La tension reste vive entre le Mouvement du 5 juin-rassemblement des forces patriotiques (M5-RFP) et le président de la République Ibrahim Boubacar Kéïta. Au lieu de véritables propositions de sortie de crise, la classe politique malienne se laisse noyée dans des diatribes qui laissent croire qu’elle n’a pas de réels soucis pour la république.
« Les citoyens se soulèvent, tantôt par le désir de l’égalité, lorsqu’ils se voient tous égaux qu’ils se prétendent, sacrifiés à des privilèges ; tantôt par le désir de l’inégalité et de la prédominance politique, lorsqu’en dépit de l’inégalité qu’ils se supposent, ils n’ont pas plus de droits que les autres, ou n’en ont que d’égaux, ou même de moins étendus. » Ce passage de la « Politique » du philosophe antique grec Aristote semble approprié au contexte sociopolitique du Mali d’aujourd’hui.
Des propositions qui divisent
Les neuf (9) propositions du Mouvement du 5 juin Rassemblement des forces patriotiques (M5-RFP) pour la résolution de la crise sociopolitique malienne divisent la classe politique du pays.

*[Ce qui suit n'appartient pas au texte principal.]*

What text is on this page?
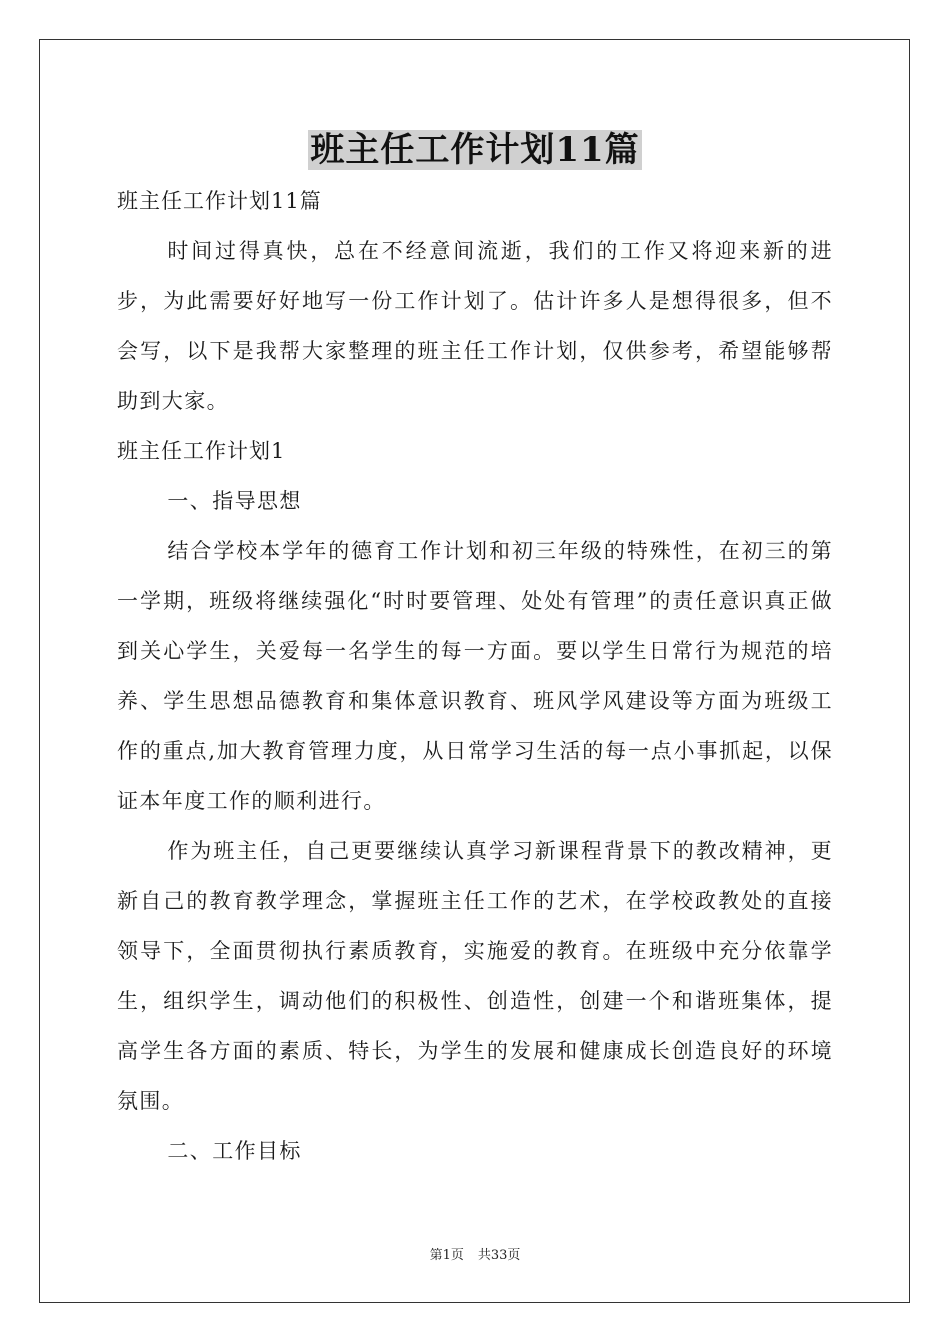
班主任工作计划11篇

班主任工作计划11篇

时间过得真快，总在不经意间流逝，我们的工作又将迎来新的进步，为此需要好好地写一份工作计划了。估计许多人是想得很多，但不会写，以下是我帮大家整理的班主任工作计划，仅供参考，希望能够帮助到大家。

班主任工作计划1

一、指导思想

结合学校本学年的德育工作计划和初三年级的特殊性，在初三的第一学期，班级将继续强化“时时要管理、处处有管理”的责任意识真正做到关心学生，关爱每一名学生的每一方面。要以学生日常行为规范的培养、学生思想品德教育和集体意识教育、班风学风建设等方面为班级工作的重点,加大教育管理力度，从日常学习生活的每一点小事抓起，以保证本年度工作的顺利进行。

作为班主任，自己更要继续认真学习新课程背景下的教改精神，更新自己的教育教学理念，掌握班主任工作的艺术，在学校政教处的直接领导下，全面贯彻执行素质教育，实施爱的教育。在班级中充分依靠学生，组织学生，调动他们的积极性、创造性，创建一个和谐班集体，提高学生各方面的素质、特长，为学生的发展和健康成长创造良好的环境氛围。

二、工作目标

第1页 共33页
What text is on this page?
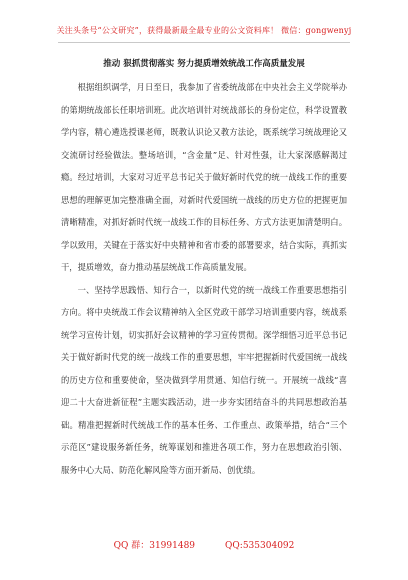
关注头条号“公文研究”，获得最新最全最专业的公文资料库！ 微信：gongwenyj
推动 狠抓贯彻落实 努力提质增效统战工作高质量发展

根据组织调学，月日至日，我参加了省委统战部在中央社会主义学院举办的第期统战部长任职培训班。此次培训针对统战部长的身份定位，科学设置教学内容，精心遴选授课老师，既教认识论又教方法论，既系统学习统战理论又交流研讨经验做法。整场培训，“含金量”足、针对性强，让大家深感解渴过瘾。经过培训，大家对习近平总书记关于做好新时代党的统一战线工作的重要思想的理解更加完整准确全面，对新时代爱国统一战线的历史方位的把握更加清晰精准，对抓好新时代统一战线工作的目标任务、方式方法更加清楚明白。学以致用，关键在于落实好中央精神和省市委的部署要求，结合实际，真抓实干，提质增效，奋力推动基层统战工作高质量发展。

一、坚持学思践悟、知行合一，以新时代党的统一战线工作重要思想指引方向。将中央统战工作会议精神纳入全区党政干部学习培训重要内容，统战系统学习宣传计划，切实抓好会议精神的学习宣传贯彻。深学细悟习近平总书记关于做好新时代党的统一战线工作的重要思想，牢牢把握新时代爱国统一战线的历史方位和重要使命，坚决做到学用贯通、知信行统一。开展统一战线“喜迎二十大奋进新征程”主题实践活动，进一步夯实团结奋斗的共同思想政治基础。精准把握新时代统战工作的基本任务、工作重点、政策举措，结合“三个示范区”建设服务新任务，统筹谋划和推进各项工作，努力在思想政治引领、服务中心大局、防范化解风险等方面开新局、创优绩。

QQ 群：31991489	QQ:535304092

Certaines trouvent ces propositions « antidémocratiques, antirépublicaines et anticonstitutionnelles ». Selon d’autres, elles ne prouvent que le radicalisme du M5 et sa fermeture à tout dialogue pour une résolution pacifique de la crise sociopolitique que traverse le pays depuis les élections législatives du 29 mars et 19 avril 2020.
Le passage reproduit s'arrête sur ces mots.